Before the implementation of Access Control Lists (ACLs), the HDFS permission model was equivalent to traditional UNIX Permission Bits. In this model, permissions for each file or directory are managed by a set of three distinct user classes: Owner, Group, and Others. There are three permissions for each user class: Read, Write, and Execute. Thus, for any file system object, its permissions can be encoded in 3*3=9 bits. When a user attempts to access a file system object, HDFS enforces permissions according to the most specific user class applicable to that user. If the user is the owner, HDFS checks the Owner class permissions. If the user is not the owner, but is a member of the file system object’s group, HDFS checks the Group class permissions. Otherwise, HDFS checks the Others class permissions.
This model can sufficiently address a large number of security requirements. For
example, consider a sales department that would like a single user -- Bruce, the
department manager -- to control all modifications to sales data. Other members of the
sales department need to view the data, but must not be allowed to modify it. Everyone
else in the company (outside of the sales department) must not be allowed to view the
data. This requirement can be implemented by running chmod 640 on the file,
with the following outcome:
-rw-r----- 1 bruce sales 22K Nov 18 10:55 sales-data
Only Bruce can modify the file, only members of the sales group can read the file, and no one else can access the file in any way.
Suppose that new requirements arise. The sales department has grown, and it is no longer feasible for Bruce to control all modifications to the file. The new requirement is that Bruce, Diana, and Clark are allowed to make modifications. Unfortunately, there is no way for Permission Bits to address this requirement, because there can be only one owner and one group, and the group is already used to implement the read-only requirement for the sales team. A typical workaround is to set the file owner to a synthetic user account, such as "salesmgr," and allow Bruce, Diana, and Clark to use the "salesmgr" account via sudo or similar impersonation mechanisms. The drawback with this workaround is that it forces complexity onto end-users, requiring them to use different accounts for different actions.
Now suppose that in addition to the sales staff, all executives in the company need to be able to read the sales data. This is another requirement that cannot be expressed with Permission Bits, because there is only one group, and it is already used by sales.

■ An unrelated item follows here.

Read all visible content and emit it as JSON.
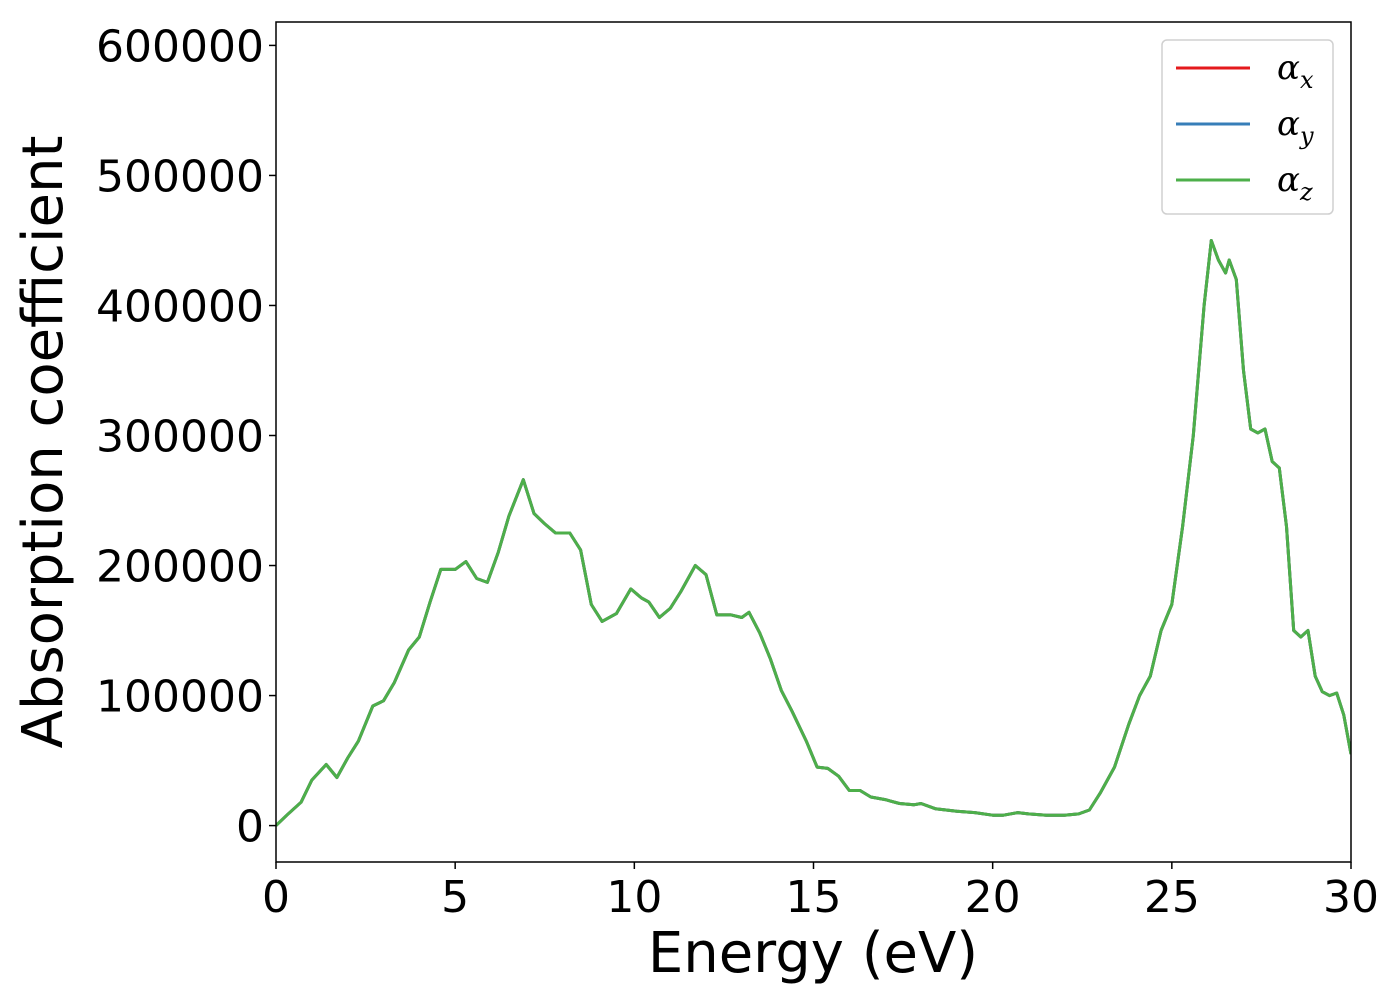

A typical workaround is to set the file’s group to a new synthetic group, such as "salesandexecs," and add all users of "sales" and all users of "execs" to that group. The drawback with this workaround is that it requires administrators to create and manage additional users and groups.
Based on the preceding examples, you can see that it can be awkward to use Permission Bits to address permission requirements that differ from the natural organizational hierarchy of users and groups. The advantage of using ACLs is that it enables you to address these requirements more naturally, in that for any file system object, multiple users and multiple groups can have different sets of permissions.